Normal People might be the most revolutionary series on television this spring. Violating every rule of what viewers are said to crave these days, it’s a story about, get this, normal people.
Based on the Sally Rooney novel of the same name, Normal People launches Wednesday on Hulu.
It’s the story of two teenagers who meet in an Irish high school, Marianne Sheridan (Daisy Edgar-Jones, top) and Connell Waldron (Paul Mescal, top). We follow them into a relationship and then into college, as they weave in and out of each other’s lives.
That doesn’t mean nothing happens. It does mean that we don’t learn in episode three that Connell’s Da was a psycho killer who slaughtered Marianne’s twin sisters and that she had been plotting since she was 8 to get close enough to take revenge on the killer’s family.
No, Rooney and her television cowriters Alice Birch and Mark O’Rowe have taken the bold and risky move of betting we will care about Marianne and Connell not because of some huge, shocking secret, but because of the hundreds of small things that make them precisely human.
This puts some pressure on the actors. How, in this television day and age, do you make normal interesting?
Edgar-Jones responds from the opening bell. Mescal takes a little time to wiggle into Connell’s skin, which fits the character.
Marianne at first seems like one of the outcasts who populate all teen dramas. She styles herself in a way that downplays her appearance. She’s smart and funny but doesn’t have friends. She seems more inclined to push people away than embrace them.
We know her. We know the girl who sits by herself in the lunchroom, reading, while bored classmates try to taunt and bully her.
She seems unbothered, knowing she’s smart enough that someday she’ll have a life from which these trolls will have disappeared.
She has a marginally more social life at home with her successful, wealthy, but fragile and often distracted mother, Denise (Aislín McGuckin). Her brother, Alan (Frank Blake), is a self-centered bully who takes after their father.

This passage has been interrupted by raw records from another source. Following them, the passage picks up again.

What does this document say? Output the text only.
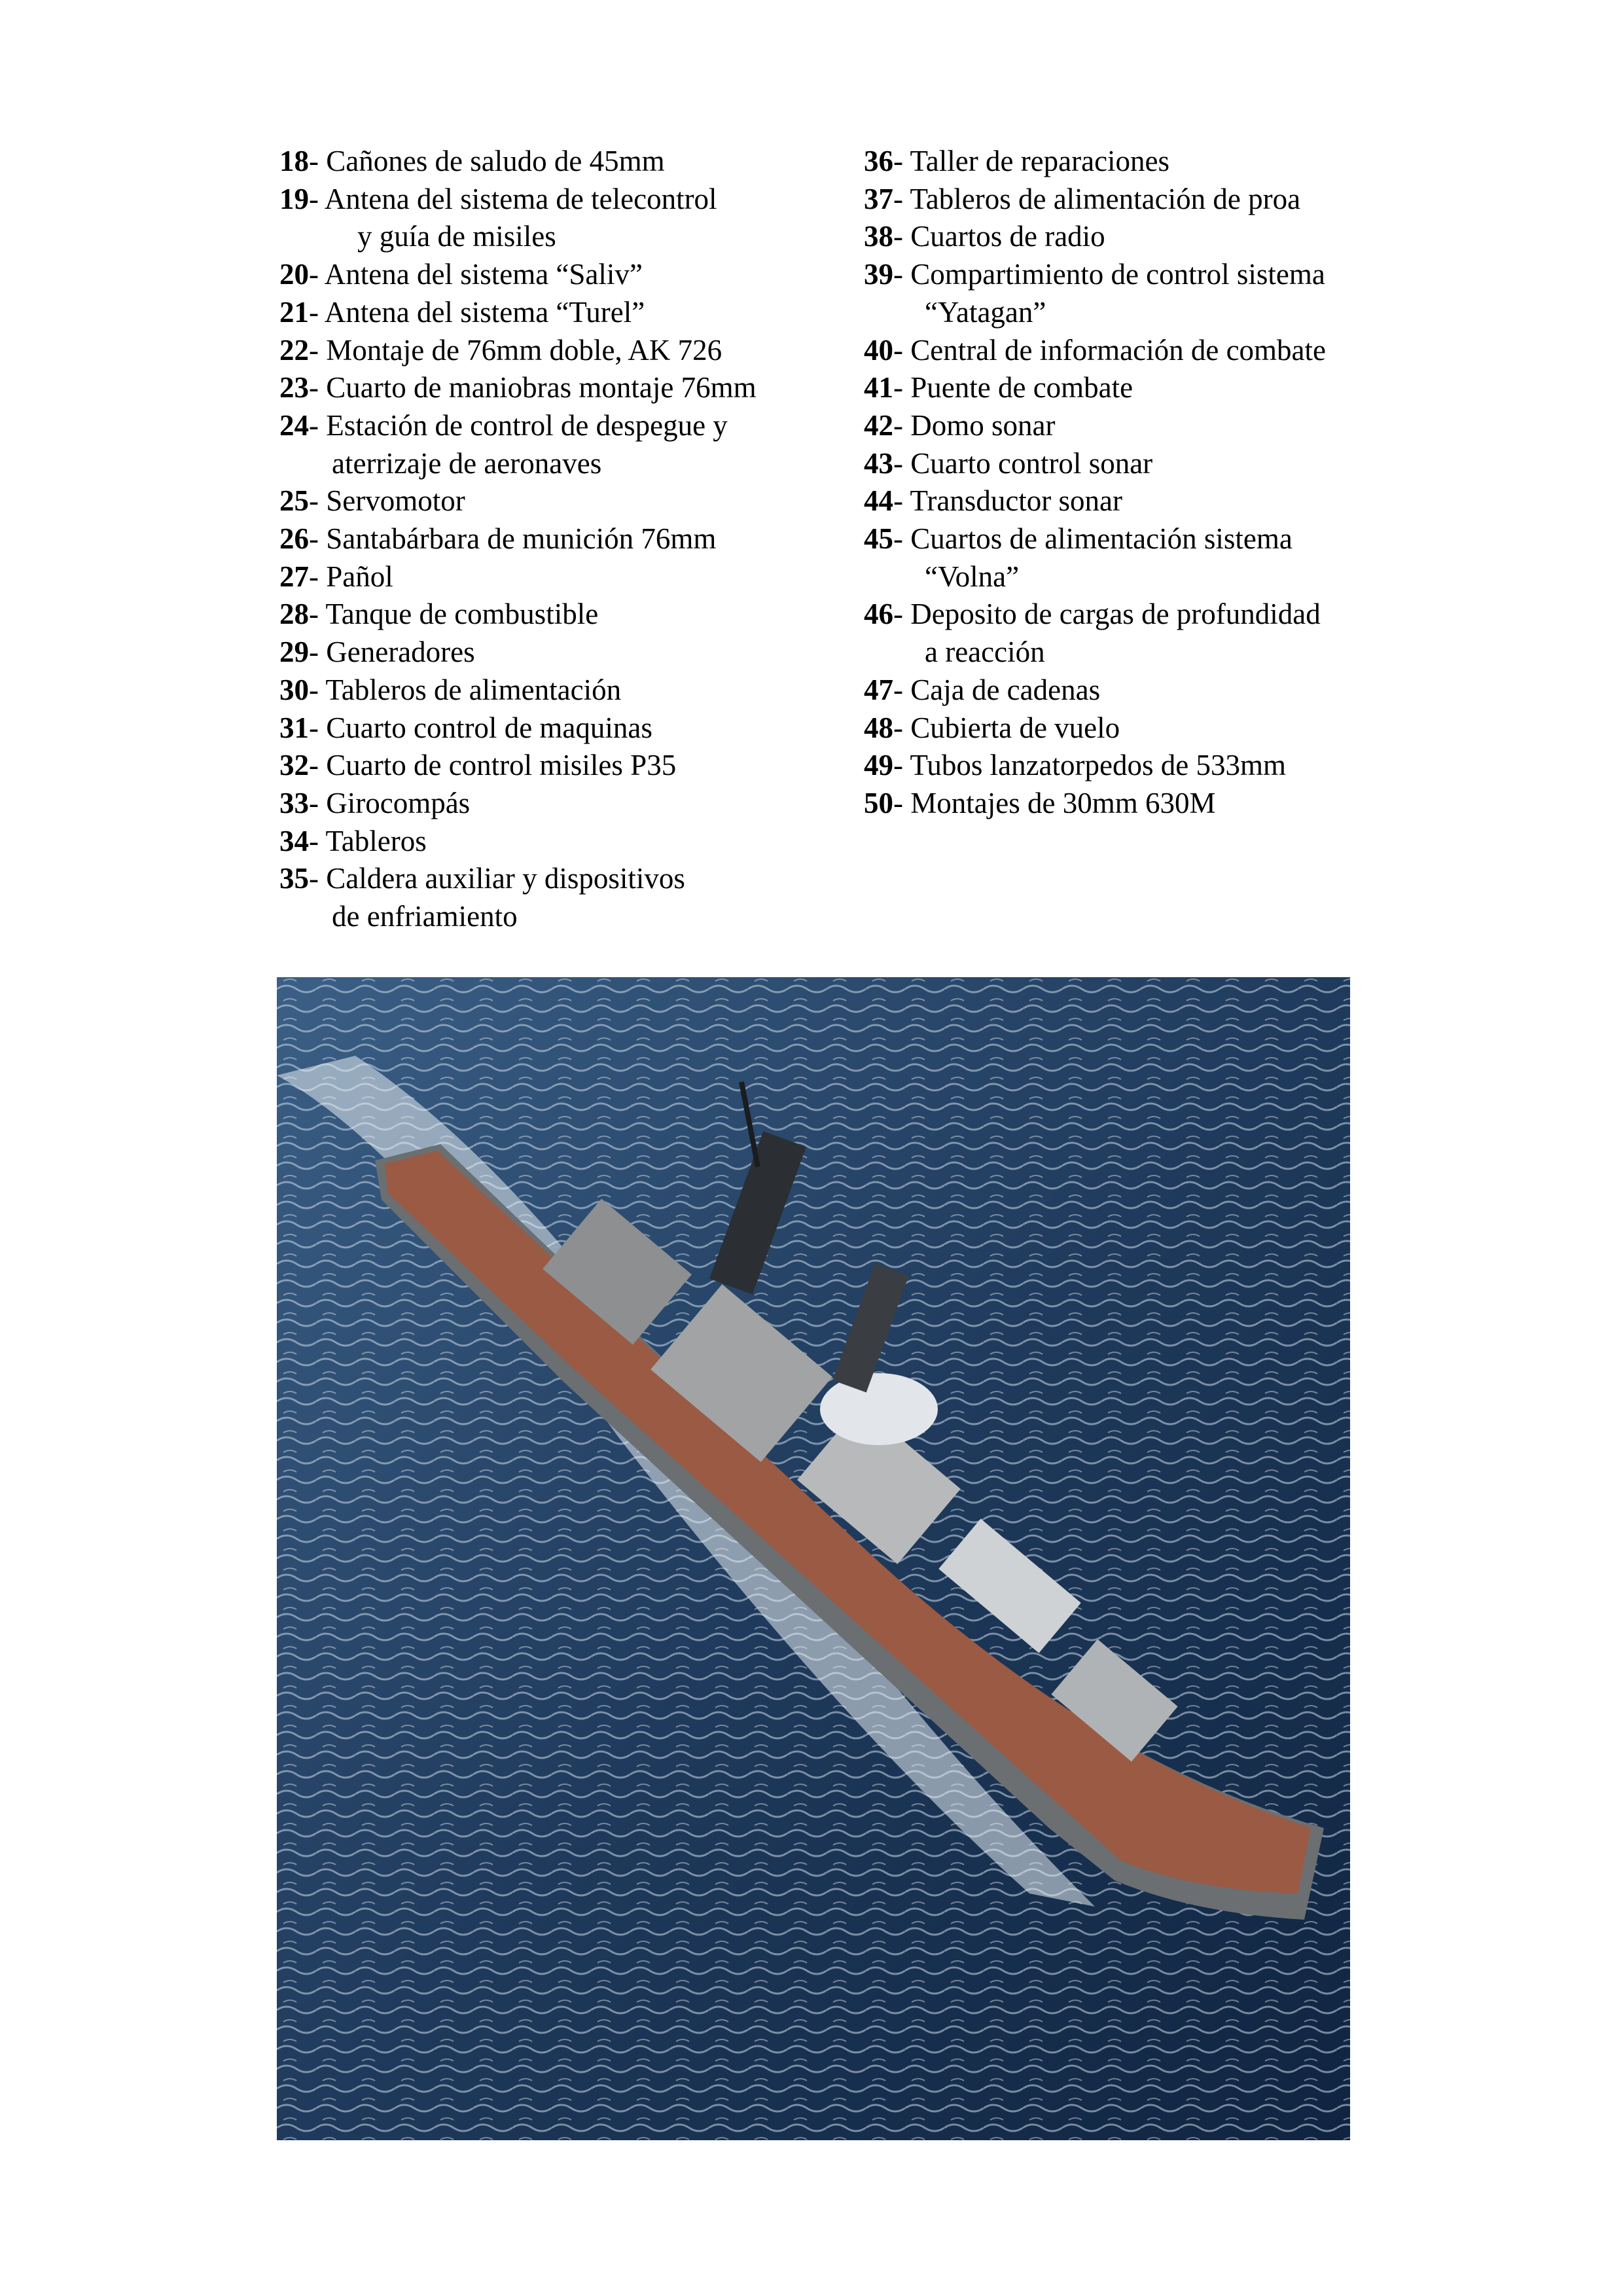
18- Cañones de saludo de 45mm
19- Antena del sistema de telecontrol
y guía de misiles
20- Antena del sistema “Saliv”
21- Antena del sistema “Turel”
22- Montaje de 76mm doble, AK 726
23- Cuarto de maniobras montaje 76mm
24- Estación de control de despegue y
aterrizaje de aeronaves
25- Servomotor
26- Santabárbara de munición 76mm
27- Pañol
28- Tanque de combustible
29- Generadores
30- Tableros de alimentación
31- Cuarto control de maquinas
32- Cuarto de control misiles P35
33- Girocompás
34- Tableros
35- Caldera auxiliar y dispositivos
de enfriamiento
36- Taller de reparaciones
37- Tableros de alimentación de proa
38- Cuartos de radio
39- Compartimiento de control sistema
“Yatagan”
40- Central de información de combate
41- Puente de combate
42- Domo sonar
43- Cuarto control sonar
44- Transductor sonar
45- Cuartos de alimentación sistema
“Volna”
46- Deposito de cargas de profundidad
a reacción
47- Caja de cadenas
48- Cubierta de vuelo
49- Tubos lanzatorpedos de 533mm
50- Montajes de 30mm 630M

Connell comes from the working class. In fact, his mother, Lorraine (Sarah Greene), works for Denise, cleaning her house. That, you may surmise, is how things start for Connell and Marianne.
In an interesting twist, Connell’s and Marianne’s disparate social standing is reversed at school. Everybody likes Connell, including all the girls, and he’s also the school’s star athlete.
Through 12 half-hour episodes, Normal People explores the tentative beginnings of Marianne’s and Connell’s relationship, focusing on their vulnerability and the charming hesitancy in their willingness to commit.
As time goes by, the vulnerabilities shift, mirroring changes in their lives.
At no point does either become a superhero. At no point does either become a zombie. What we first saw is what we keep getting: two smart, likeable kids with all the insecurities and charms of people trying to figure life out, sometimes together and sometimes by themselves.
Shocking, huh? Equally shocking, it’s first-rate television.